Под названием газеты во всю страницу шел аршинный то ли лозунг, то ли заголовок, то ли вообще бог знает что — короче, нечто, дополненное тусклым и малоконтрастным стереоснимком президиума Конгресса: «ПОВСОНАЦ со всей ответственностью заявляет: нынешнее поколение цирцейских людей будет жить и умрет при Фини-Глазе!»

— Море радости и счастья, — гукнул Фини-Глаз. — Дождался! Наконец-то!

— Это как же понимать? — слегка опешил Крамугас, тыча пальцем в газетную страницу.

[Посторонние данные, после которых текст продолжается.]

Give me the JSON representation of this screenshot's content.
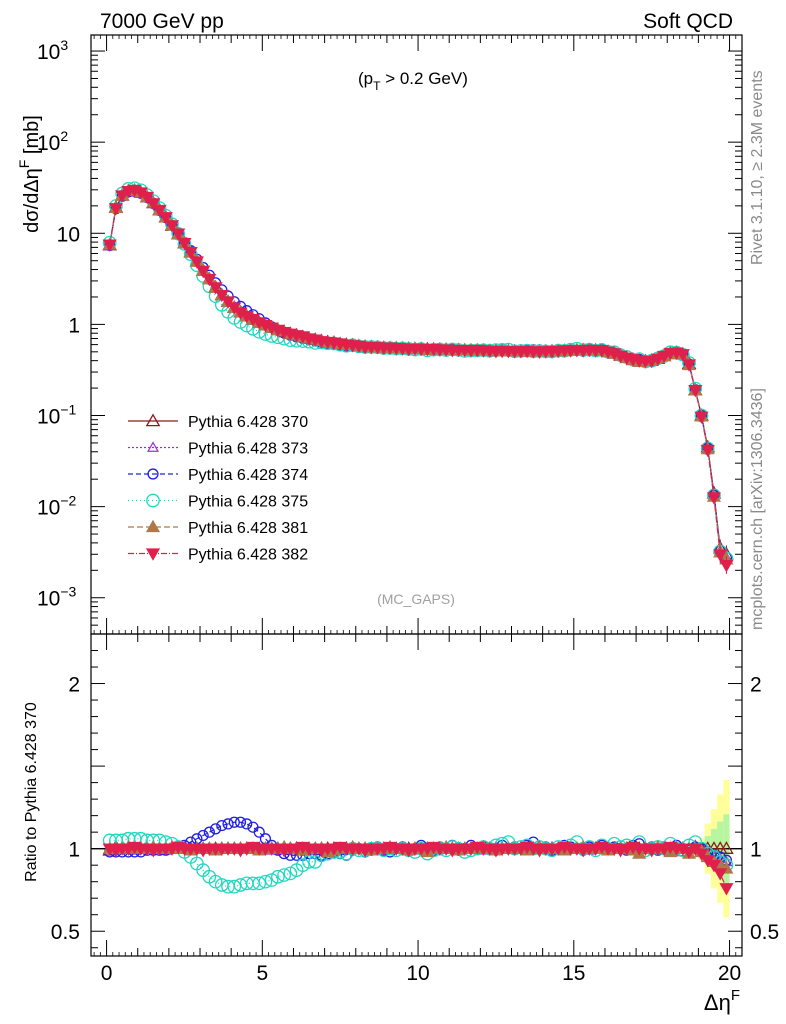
{
  "header": {
    "left": "7000 GeV pp",
    "right": "Soft QCD"
  },
  "side_text": {
    "top": "Rivet 3.1.10, ≥ 2.3M events",
    "bottom": "mcplots.cern.ch [arXiv:1306.3436]"
  },
  "watermark": "(MC_GAPS)",
  "cut_label": {
    "open": "(p",
    "sub": "T",
    "rest": " > 0.2 GeV)"
  },
  "colors": {
    "370": "#8b1a1a",
    "373": "#9b30d0",
    "374": "#2020e0",
    "375": "#20d8c0",
    "381": "#b07848",
    "382": "#e0204c"
  },
  "chart_data": [
    {
      "type": "scatter",
      "panel": "main",
      "title": "",
      "xlabel": {
        "main": "Δη",
        "sup": "F"
      },
      "ylabel": {
        "main": "dσ/dΔη",
        "sup": "F",
        "rest": " [mb]"
      },
      "yscale": "log",
      "xlim": [
        -0.5,
        20.4
      ],
      "ylim": [
        0.0004,
        1500
      ],
      "x_ticks": [
        0,
        5,
        10,
        15,
        20
      ],
      "y_ticks": [
        {
          "value": 1000,
          "base": "10",
          "exp": "3"
        },
        {
          "value": 100,
          "base": "10",
          "exp": "2"
        },
        {
          "value": 10,
          "base": "10",
          "exp": ""
        },
        {
          "value": 1,
          "base": "1",
          "exp": ""
        },
        {
          "value": 0.1,
          "base": "10",
          "exp": "−1"
        },
        {
          "value": 0.01,
          "base": "10",
          "exp": "−2"
        },
        {
          "value": 0.001,
          "base": "10",
          "exp": "−3"
        }
      ],
      "x": [
        0.1,
        0.3,
        0.5,
        0.7,
        0.9,
        1.1,
        1.3,
        1.5,
        1.7,
        1.9,
        2.1,
        2.3,
        2.5,
        2.7,
        2.9,
        3.1,
        3.3,
        3.5,
        3.7,
        3.9,
        4.1,
        4.3,
        4.5,
        4.7,
        4.9,
        5.1,
        5.3,
        5.5,
        5.7,
        5.9,
        6.1,
        6.3,
        6.5,
        6.7,
        6.9,
        7.1,
        7.3,
        7.5,
        7.7,
        7.9,
        8.1,
        8.3,
        8.5,
        8.7,
        8.9,
        9.1,
        9.3,
        9.5,
        9.7,
        9.9,
        10.1,
        10.3,
        10.5,
        10.7,
        10.9,
        11.1,
        11.3,
        11.5,
        11.7,
        11.9,
        12.1,
        12.3,
        12.5,
        12.7,
        12.9,
        13.1,
        13.3,
        13.5,
        13.7,
        13.9,
        14.1,
        14.3,
        14.5,
        14.7,
        14.9,
        15.1,
        15.3,
        15.5,
        15.7,
        15.9,
        16.1,
        16.3,
        16.5,
        16.7,
        16.9,
        17.1,
        17.3,
        17.5,
        17.7,
        17.9,
        18.1,
        18.3,
        18.5,
        18.7,
        18.9,
        19.1,
        19.3,
        19.5,
        19.7,
        19.9
      ],
      "reference": [
        7.5,
        19,
        26,
        29,
        29.5,
        28,
        25,
        21.5,
        18,
        15,
        12.2,
        9.8,
        7.8,
        6.2,
        4.9,
        3.9,
        3.15,
        2.55,
        2.1,
        1.78,
        1.53,
        1.36,
        1.23,
        1.13,
        1.05,
        0.98,
        0.92,
        0.87,
        0.83,
        0.79,
        0.76,
        0.73,
        0.7,
        0.68,
        0.66,
        0.64,
        0.63,
        0.61,
        0.6,
        0.59,
        0.58,
        0.57,
        0.565,
        0.56,
        0.555,
        0.55,
        0.548,
        0.545,
        0.542,
        0.54,
        0.538,
        0.535,
        0.533,
        0.53,
        0.528,
        0.526,
        0.524,
        0.522,
        0.52,
        0.518,
        0.516,
        0.514,
        0.512,
        0.51,
        0.508,
        0.507,
        0.506,
        0.505,
        0.505,
        0.505,
        0.506,
        0.508,
        0.51,
        0.513,
        0.517,
        0.52,
        0.522,
        0.523,
        0.52,
        0.515,
        0.5,
        0.48,
        0.455,
        0.43,
        0.41,
        0.4,
        0.395,
        0.4,
        0.42,
        0.45,
        0.48,
        0.49,
        0.47,
        0.37,
        0.19,
        0.1,
        0.045,
        0.014,
        0.0035,
        0.003
      ],
      "series": [
        {
          "name": "Pythia 6.428 370",
          "key": "370",
          "marker": "triangle-open",
          "dash": "",
          "ratio": [
            0.99,
            1.01,
            1.0,
            1.0,
            1.0,
            1.0,
            1.0,
            1.0,
            1.0,
            1.0,
            1.0,
            1.0,
            1.0,
            1.0,
            1.0,
            1.0,
            1.0,
            1.0,
            1.0,
            1.0,
            1.0,
            1.0,
            1.0,
            1.0,
            1.0,
            1.0,
            1.0,
            1.0,
            1.0,
            1.0,
            1.0,
            1.0,
            1.0,
            1.0,
            1.0,
            1.0,
            1.0,
            1.0,
            1.0,
            1.0,
            1.0,
            1.0,
            1.0,
            1.0,
            1.0,
            1.0,
            1.0,
            1.0,
            1.0,
            1.0,
            1.0,
            1.0,
            1.0,
            1.0,
            1.0,
            1.0,
            1.0,
            1.0,
            1.0,
            1.0,
            1.0,
            1.0,
            1.0,
            1.0,
            1.0,
            1.0,
            1.0,
            1.0,
            1.0,
            1.0,
            1.0,
            1.0,
            1.0,
            1.0,
            1.0,
            1.0,
            1.0,
            1.0,
            1.0,
            1.0,
            1.0,
            1.0,
            1.0,
            1.0,
            1.0,
            1.0,
            1.0,
            1.0,
            1.0,
            1.0,
            1.0,
            1.0,
            1.0,
            1.0,
            1.0,
            1.0,
            1.0,
            1.0,
            1.0,
            1.0
          ]
        },
        {
          "name": "Pythia 6.428 373",
          "key": "373",
          "marker": "triangle-open-small",
          "dash": "2,2",
          "ratio": [
            1.0,
            1.0,
            1.01,
            1.0,
            0.99,
            1.0,
            1.01,
            1.0,
            1.0,
            0.99,
            1.0,
            1.0,
            1.01,
            1.0,
            1.0,
            1.0,
            1.0,
            1.0,
            1.0,
            1.0,
            1.0,
            1.0,
            1.0,
            1.0,
            1.0,
            1.0,
            0.99,
            1.0,
            1.0,
            1.0,
            1.01,
            1.0,
            1.0,
            0.99,
            1.0,
            1.0,
            1.0,
            1.0,
            1.01,
            1.0,
            1.0,
            1.0,
            0.99,
            1.0,
            1.0,
            1.0,
            1.0,
            1.01,
            1.0,
            1.0,
            0.99,
            1.0,
            1.0,
            1.0,
            1.01,
            1.0,
            1.0,
            1.0,
            1.0,
            1.0,
            0.99,
            1.0,
            1.01,
            1.0,
            1.0,
            1.0,
            1.0,
            1.0,
            0.99,
            1.0,
            1.0,
            1.01,
            1.0,
            1.0,
            1.0,
            1.0,
            1.0,
            0.99,
            1.0,
            1.0,
            1.0,
            1.01,
            1.0,
            1.0,
            0.99,
            1.0,
            1.0,
            1.0,
            1.01,
            1.0,
            1.0,
            1.0,
            0.98,
            1.0,
            1.02,
            0.99,
            0.97,
            0.96,
            0.94,
            0.92
          ]
        },
        {
          "name": "Pythia 6.428 374",
          "key": "374",
          "marker": "circle-open",
          "dash": "5,3",
          "ratio": [
            0.98,
            0.98,
            0.98,
            0.98,
            0.98,
            0.98,
            0.99,
            0.99,
            0.99,
            0.99,
            1.0,
            1.01,
            1.02,
            1.04,
            1.06,
            1.08,
            1.1,
            1.12,
            1.14,
            1.15,
            1.16,
            1.16,
            1.15,
            1.13,
            1.1,
            1.06,
            1.02,
            0.99,
            0.97,
            0.96,
            0.96,
            0.96,
            0.97,
            0.97,
            0.96,
            0.97,
            0.98,
            0.97,
            0.96,
            0.99,
            1.0,
            0.98,
            0.99,
            1.01,
            0.99,
            0.98,
            1.0,
            1.01,
            0.99,
            1.0,
            1.02,
            1.0,
            0.99,
            1.01,
            1.0,
            1.02,
            0.99,
            1.0,
            1.02,
            1.0,
            1.01,
            1.0,
            0.99,
            1.02,
            1.0,
            1.01,
            1.0,
            1.02,
            1.04,
            1.0,
            1.01,
            0.99,
            1.0,
            1.02,
            1.01,
            1.0,
            0.99,
            1.01,
            1.0,
            1.02,
            1.0,
            1.01,
            1.0,
            0.99,
            1.02,
            1.03,
            1.0,
            1.01,
            0.99,
            1.01,
            1.0,
            1.02,
            1.0,
            0.99,
            1.01,
            1.0,
            0.98,
            0.96,
            0.95,
            0.93
          ]
        },
        {
          "name": "Pythia 6.428 375",
          "key": "375",
          "marker": "circle-open-large",
          "dash": "1,3",
          "ratio": [
            1.05,
            1.05,
            1.05,
            1.06,
            1.06,
            1.06,
            1.05,
            1.05,
            1.05,
            1.04,
            1.03,
            1.01,
            0.98,
            0.95,
            0.91,
            0.87,
            0.83,
            0.8,
            0.78,
            0.77,
            0.77,
            0.78,
            0.79,
            0.79,
            0.79,
            0.8,
            0.81,
            0.83,
            0.84,
            0.85,
            0.87,
            0.9,
            0.92,
            0.92,
            0.96,
            0.97,
            0.98,
            0.98,
            0.97,
            1.0,
            0.99,
            0.99,
            1.0,
            1.0,
            0.99,
            1.0,
            0.99,
            1.0,
            0.99,
            0.98,
            1.0,
            0.97,
            0.99,
            1.0,
            0.99,
            1.01,
            1.0,
            0.98,
            0.99,
            1.0,
            1.01,
            1.0,
            1.02,
            1.03,
            1.04,
            1.0,
            1.01,
            1.02,
            1.0,
            1.01,
            1.0,
            0.99,
            1.01,
            1.0,
            1.02,
            1.04,
            1.0,
            1.01,
            0.99,
            1.02,
            1.0,
            1.03,
            1.01,
            1.02,
            1.0,
            1.04,
            0.99,
            1.0,
            1.01,
            1.0,
            1.03,
            1.0,
            0.99,
            1.02,
            1.04,
            1.0,
            0.97,
            0.95,
            0.92,
            0.9
          ]
        },
        {
          "name": "Pythia 6.428 381",
          "key": "381",
          "marker": "triangle-filled",
          "dash": "6,3",
          "ratio": [
            1.0,
            1.0,
            1.0,
            1.01,
            1.0,
            1.0,
            1.0,
            1.01,
            1.0,
            1.0,
            1.01,
            1.0,
            1.0,
            0.99,
            1.0,
            1.0,
            1.0,
            0.99,
            1.0,
            1.0,
            1.0,
            1.0,
            1.0,
            1.0,
            0.99,
            1.0,
            1.0,
            1.0,
            1.01,
            1.0,
            1.0,
            0.99,
            1.0,
            1.0,
            1.0,
            0.98,
            0.99,
            1.0,
            1.0,
            1.01,
            1.0,
            1.0,
            0.99,
            1.0,
            1.0,
            1.01,
            1.0,
            1.0,
            0.99,
            1.0,
            1.0,
            0.98,
            1.0,
            1.0,
            1.01,
            1.0,
            0.99,
            1.0,
            1.0,
            1.0,
            1.01,
            1.0,
            0.99,
            1.0,
            1.0,
            1.0,
            1.0,
            0.99,
            1.0,
            1.01,
            1.0,
            1.0,
            1.0,
            0.99,
            1.0,
            1.0,
            1.01,
            1.0,
            1.0,
            1.0,
            0.99,
            1.0,
            1.0,
            1.0,
            0.99,
            0.97,
            1.0,
            1.0,
            1.01,
            1.0,
            0.98,
            1.0,
            1.0,
            0.97,
            1.0,
            0.98,
            0.95,
            0.92,
            0.9,
            0.88
          ]
        },
        {
          "name": "Pythia 6.428 382",
          "key": "382",
          "marker": "triangle-down-filled",
          "dash": "6,2,1,2",
          "ratio": [
            1.0,
            0.99,
            1.0,
            1.0,
            1.01,
            1.0,
            1.0,
            0.99,
            1.0,
            1.0,
            1.0,
            1.01,
            1.0,
            1.0,
            1.0,
            0.99,
            1.0,
            1.0,
            1.0,
            1.0,
            1.0,
            0.99,
            1.0,
            1.01,
            1.0,
            1.0,
            1.0,
            1.0,
            0.99,
            1.0,
            1.0,
            1.01,
            1.0,
            1.0,
            0.99,
            1.0,
            1.0,
            1.01,
            1.0,
            1.0,
            1.0,
            0.99,
            1.0,
            1.0,
            1.0,
            1.01,
            1.0,
            1.0,
            0.99,
            1.0,
            1.0,
            1.0,
            1.01,
            1.0,
            1.0,
            0.99,
            1.0,
            1.0,
            1.0,
            1.01,
            1.0,
            1.0,
            0.99,
            1.0,
            1.0,
            1.0,
            1.0,
            1.01,
            1.0,
            0.99,
            1.0,
            1.0,
            1.0,
            1.01,
            1.0,
            1.0,
            0.99,
            1.0,
            1.0,
            1.01,
            1.0,
            1.0,
            0.99,
            1.0,
            1.01,
            1.0,
            1.0,
            0.99,
            1.0,
            1.0,
            1.01,
            1.0,
            1.0,
            0.98,
            1.0,
            0.97,
            0.93,
            0.9,
            0.85,
            0.76
          ]
        }
      ],
      "legend_placement": "lower-left"
    },
    {
      "type": "scatter",
      "panel": "ratio",
      "ylabel": "Ratio to Pythia 6.428 370",
      "ylim": [
        0.35,
        2.3
      ],
      "y_ticks": [
        {
          "value": 2,
          "label": "2"
        },
        {
          "value": 1,
          "label": "1"
        },
        {
          "value": 0.5,
          "label": "0.5"
        }
      ],
      "band_note": "uncertainty band around 1 widening at high x"
    }
  ]
}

— А вот так! — развел руками Фини-Глаз. — Как и написано. Красиво, да?

— Но с чего вдруг? Кто сочинил?

— Там… — Фини-Глаз с почтеньем глянул в потолок. — Сидят… У них, видать, головки варят…

— Ладно. То, что будут жить, я спорить не берусь… Умрут-то — почему?

— Выходит, очень чтут. И без меня — никак… Нигде… Теперь я — вроде как символ. Обновленья или уж не знаю и чего… Всего, наверное… Теперь я вечный! Это все — благодаря тебе… Соображаешь?

— М-да, реактивная работа, что и говорить… — завистливо промолвил Крамугас.

— Но это, собственно, я так, чтоб ты потом не удивлялся, — произнес, тихонько млея, Фини-Глаз и, тщательно сложивши, спрятал на груди заветную газету. — Тут — другое… Я сынка к тебе привел… Уж ты посодействуй как-нибудь ему, подсоби… Один ведь остается. Как бы что с ним не случилось… На Фантипулу надежды мало. — Фини-Глаз распахнул дверь и гаркнул: — Заходи! Не стой в передней!

В комнату, меланхолически улыбаясь, ввалился щекастый, с лихо заломленным чубом, тридцатилетний дылда, с виду — тщательно обласканный балбес.

— Вот, — явно гордясь, сказал Фини-Глаз. — Мое чадо. Познакомьтесь.

— Юзюдюрик, — томно пробасил балбес, предупредительно шаркнув ножкой. — А это мой папаша. Он герой.

— Все понимает, видишь?! — умилился Фини-Глаз.

— Крамугас. Оч-чень приятно, — пролепетал, тихо пятясь, Крамугас. — Ну, а с папашей мы знакомы…

— Я как раз тебе о нем рассказывал, — торопливо зашептал чаду Фини-Глаз. — Он обо мне статью написал.

— Где будут жить и все — помрут? — пытливо осведомился Юзюдюрик.